Mixed fragmentation can be done in two different ways:
◦ The first method is to first create a set or group of horizontal fragments and then create vertical fragments
from one or more of the horizontal fragments.
◦ The second method is to first create a set or group of vertical fragments and then create horizontal
fragments from one or more of the vertical fragments.
◦ Example:
◦ πFname, Minit, Dno (σSalary <= 30000 (Employee))
Data Replication and Allocation
Data Replication
◦ Replication is useful in improving the availability of data.
◦ The most extreme case is replication of the whole database at every site in the distributed system, thus
creating a fully replicated distributed database.
◦ This can improve availability remarkably because the system can continue to operate as long as at least one
site is up.
◦ It also improves performance of retrieval for global queries because the results of such queries can be
obtained locally from any one site; hence, a retrieval query can be processed at the local site where it is
submitted, if that site includes a server module.
◦ The disadvantage of full replication is that it can slow down update operations drastically, since a single
logical update must be performed on every copy of the database to keep the copies consistent.
◦ This is especially true if many copies of the database exist.
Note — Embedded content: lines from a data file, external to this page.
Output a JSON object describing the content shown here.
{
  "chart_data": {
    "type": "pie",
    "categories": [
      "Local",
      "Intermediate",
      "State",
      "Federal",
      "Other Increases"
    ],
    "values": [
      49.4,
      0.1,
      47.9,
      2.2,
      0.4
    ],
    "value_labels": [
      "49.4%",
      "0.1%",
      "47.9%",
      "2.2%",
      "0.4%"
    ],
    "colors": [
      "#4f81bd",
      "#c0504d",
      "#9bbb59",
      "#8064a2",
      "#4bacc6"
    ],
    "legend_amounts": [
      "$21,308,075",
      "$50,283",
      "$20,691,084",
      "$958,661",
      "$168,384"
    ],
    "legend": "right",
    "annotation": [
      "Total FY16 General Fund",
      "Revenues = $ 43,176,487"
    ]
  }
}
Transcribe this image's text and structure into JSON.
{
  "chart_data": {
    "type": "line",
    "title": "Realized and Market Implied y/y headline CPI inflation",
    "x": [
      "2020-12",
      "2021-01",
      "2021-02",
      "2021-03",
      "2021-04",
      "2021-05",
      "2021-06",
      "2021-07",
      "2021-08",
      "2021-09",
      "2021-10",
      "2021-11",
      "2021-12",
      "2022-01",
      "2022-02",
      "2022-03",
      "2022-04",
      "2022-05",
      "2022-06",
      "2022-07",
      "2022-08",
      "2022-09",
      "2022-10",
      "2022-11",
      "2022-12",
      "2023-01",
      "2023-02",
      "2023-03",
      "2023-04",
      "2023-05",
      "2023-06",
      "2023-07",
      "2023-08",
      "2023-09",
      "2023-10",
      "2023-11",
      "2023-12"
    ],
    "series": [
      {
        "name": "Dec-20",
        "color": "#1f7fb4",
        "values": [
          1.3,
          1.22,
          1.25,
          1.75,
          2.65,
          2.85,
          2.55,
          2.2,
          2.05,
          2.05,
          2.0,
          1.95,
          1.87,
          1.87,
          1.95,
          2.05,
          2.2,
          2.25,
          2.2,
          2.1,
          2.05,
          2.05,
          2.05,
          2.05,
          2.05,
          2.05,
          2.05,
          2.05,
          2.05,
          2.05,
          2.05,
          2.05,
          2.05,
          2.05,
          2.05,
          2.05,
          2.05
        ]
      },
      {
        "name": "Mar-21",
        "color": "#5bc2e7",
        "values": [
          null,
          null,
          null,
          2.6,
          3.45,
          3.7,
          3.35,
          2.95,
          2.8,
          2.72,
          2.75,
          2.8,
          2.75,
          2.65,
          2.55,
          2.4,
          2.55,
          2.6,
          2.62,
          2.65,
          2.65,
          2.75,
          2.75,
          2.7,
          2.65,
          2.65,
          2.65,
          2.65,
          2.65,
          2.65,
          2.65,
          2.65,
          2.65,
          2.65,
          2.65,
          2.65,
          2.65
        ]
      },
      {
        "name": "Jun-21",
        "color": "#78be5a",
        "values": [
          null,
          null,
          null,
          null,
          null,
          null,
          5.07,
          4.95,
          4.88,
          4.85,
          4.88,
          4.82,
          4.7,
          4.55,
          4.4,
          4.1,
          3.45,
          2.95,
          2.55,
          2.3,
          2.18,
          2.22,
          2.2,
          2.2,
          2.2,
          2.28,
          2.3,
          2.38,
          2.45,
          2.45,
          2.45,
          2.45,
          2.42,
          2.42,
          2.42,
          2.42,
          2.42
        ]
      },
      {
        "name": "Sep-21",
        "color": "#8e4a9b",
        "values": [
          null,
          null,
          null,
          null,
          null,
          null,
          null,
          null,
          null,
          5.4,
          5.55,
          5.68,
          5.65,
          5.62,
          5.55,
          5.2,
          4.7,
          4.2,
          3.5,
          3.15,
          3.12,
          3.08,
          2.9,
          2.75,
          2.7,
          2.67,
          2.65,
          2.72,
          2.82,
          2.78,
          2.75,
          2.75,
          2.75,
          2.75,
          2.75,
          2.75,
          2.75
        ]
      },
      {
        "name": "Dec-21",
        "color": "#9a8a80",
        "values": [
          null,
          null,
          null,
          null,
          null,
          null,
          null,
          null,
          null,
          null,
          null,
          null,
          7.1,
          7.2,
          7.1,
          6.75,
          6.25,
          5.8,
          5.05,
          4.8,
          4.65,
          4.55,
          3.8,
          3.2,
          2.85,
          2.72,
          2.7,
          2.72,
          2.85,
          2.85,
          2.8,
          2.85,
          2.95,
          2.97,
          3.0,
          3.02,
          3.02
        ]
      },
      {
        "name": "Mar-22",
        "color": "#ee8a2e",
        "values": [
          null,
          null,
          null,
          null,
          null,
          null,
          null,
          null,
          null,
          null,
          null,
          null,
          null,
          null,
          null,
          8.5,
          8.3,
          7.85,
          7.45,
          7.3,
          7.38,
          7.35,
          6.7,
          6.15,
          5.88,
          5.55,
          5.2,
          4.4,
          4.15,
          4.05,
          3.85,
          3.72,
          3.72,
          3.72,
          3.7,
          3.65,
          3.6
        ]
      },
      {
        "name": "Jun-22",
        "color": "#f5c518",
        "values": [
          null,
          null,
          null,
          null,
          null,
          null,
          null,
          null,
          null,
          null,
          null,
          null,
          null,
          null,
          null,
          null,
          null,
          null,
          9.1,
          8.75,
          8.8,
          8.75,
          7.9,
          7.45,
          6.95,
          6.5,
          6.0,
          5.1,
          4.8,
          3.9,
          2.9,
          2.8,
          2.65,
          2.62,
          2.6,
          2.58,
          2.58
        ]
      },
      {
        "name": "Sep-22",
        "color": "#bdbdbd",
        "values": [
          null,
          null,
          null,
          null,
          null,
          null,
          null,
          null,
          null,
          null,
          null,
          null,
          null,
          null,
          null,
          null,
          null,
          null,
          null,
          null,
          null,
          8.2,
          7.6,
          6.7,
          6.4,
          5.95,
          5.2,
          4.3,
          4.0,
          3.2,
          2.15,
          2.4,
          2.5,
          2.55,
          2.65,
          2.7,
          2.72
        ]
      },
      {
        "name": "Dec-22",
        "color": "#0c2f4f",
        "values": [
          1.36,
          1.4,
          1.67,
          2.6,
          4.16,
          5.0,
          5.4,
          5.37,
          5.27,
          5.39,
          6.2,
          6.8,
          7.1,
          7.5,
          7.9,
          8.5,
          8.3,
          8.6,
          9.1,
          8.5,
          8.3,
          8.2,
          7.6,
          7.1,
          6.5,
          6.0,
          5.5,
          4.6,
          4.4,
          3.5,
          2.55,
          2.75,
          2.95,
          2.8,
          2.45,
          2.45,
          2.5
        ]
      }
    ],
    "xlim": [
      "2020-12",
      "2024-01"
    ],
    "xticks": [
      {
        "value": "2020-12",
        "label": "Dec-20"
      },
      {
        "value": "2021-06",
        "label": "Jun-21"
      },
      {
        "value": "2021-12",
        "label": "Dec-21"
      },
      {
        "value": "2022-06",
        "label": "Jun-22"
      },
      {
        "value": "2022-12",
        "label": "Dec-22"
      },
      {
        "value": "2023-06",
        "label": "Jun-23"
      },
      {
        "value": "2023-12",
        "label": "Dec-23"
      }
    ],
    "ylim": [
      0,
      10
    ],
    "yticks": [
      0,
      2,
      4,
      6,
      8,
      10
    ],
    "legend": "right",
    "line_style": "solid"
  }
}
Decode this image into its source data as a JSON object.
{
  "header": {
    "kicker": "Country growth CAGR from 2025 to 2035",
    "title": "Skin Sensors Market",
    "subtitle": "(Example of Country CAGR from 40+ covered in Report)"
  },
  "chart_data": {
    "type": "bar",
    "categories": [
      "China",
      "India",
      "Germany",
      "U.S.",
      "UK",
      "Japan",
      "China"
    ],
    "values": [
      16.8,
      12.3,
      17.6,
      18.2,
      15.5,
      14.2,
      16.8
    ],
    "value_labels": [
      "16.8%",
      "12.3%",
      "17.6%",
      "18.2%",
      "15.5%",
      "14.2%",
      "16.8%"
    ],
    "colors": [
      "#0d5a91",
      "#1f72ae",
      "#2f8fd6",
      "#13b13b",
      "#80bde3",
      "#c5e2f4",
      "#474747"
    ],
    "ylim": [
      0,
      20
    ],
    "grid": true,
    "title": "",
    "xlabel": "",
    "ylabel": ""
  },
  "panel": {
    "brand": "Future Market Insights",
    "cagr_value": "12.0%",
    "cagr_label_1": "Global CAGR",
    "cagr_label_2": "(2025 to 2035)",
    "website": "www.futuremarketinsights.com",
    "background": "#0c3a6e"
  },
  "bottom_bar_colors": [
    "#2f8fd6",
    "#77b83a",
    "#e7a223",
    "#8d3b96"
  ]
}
◦ Full replication makes the concurrency control and recovery techniques more expensive than they would be
if there was no replication.
Data Replication
◦ The other extreme from full replication involves having no replication - that is, each fragment is stored at
exactly one site.
◦ All fragments must be disjoint except for the repetition of primary keys among vertical (or mixed) fragments.
◦ This is also called nonredundant allocation.
◦ Between these two extremes, we have a wide spectrum of partial replication of the data—that is, some
fragments of the database may be replicated whereas others may not.
◦ The number of copies of each fragment can range from one up to the total number of sites in the
distributed system.
◦ A description of the replication of fragments is sometimes called a replication schema.
Data Allocation
◦ Each copy of a fragment must be assigned to a particular site in the distributed system.
◦ This process is called data distribution or data allocation.
◦ The choice of sites and the degree of replication depend on the performance and availability goals of the
system and on the types and frequencies of transactions submitted at each site.
◦ If high availability is required, transactions can be submitted at any site, and most transactions are retrieval
only, a fully replicated database is a good choice.
◦ If certain transactions that access particular parts of the database are mostly submitted at a particular site,
the corresponding set of fragments can be allocated at that site only.
◦ Data that is accessed at multiple sites can be replicated at those sites.
To summarize the Allocation:
◦ Centralises: Entire database is stored at a single site. No data distribution occurs
◦ Partitioned: The database gets divided into different fragments which are stored at several sites.
◦ Replicated: Copies of the database are stored at different locations to access the data.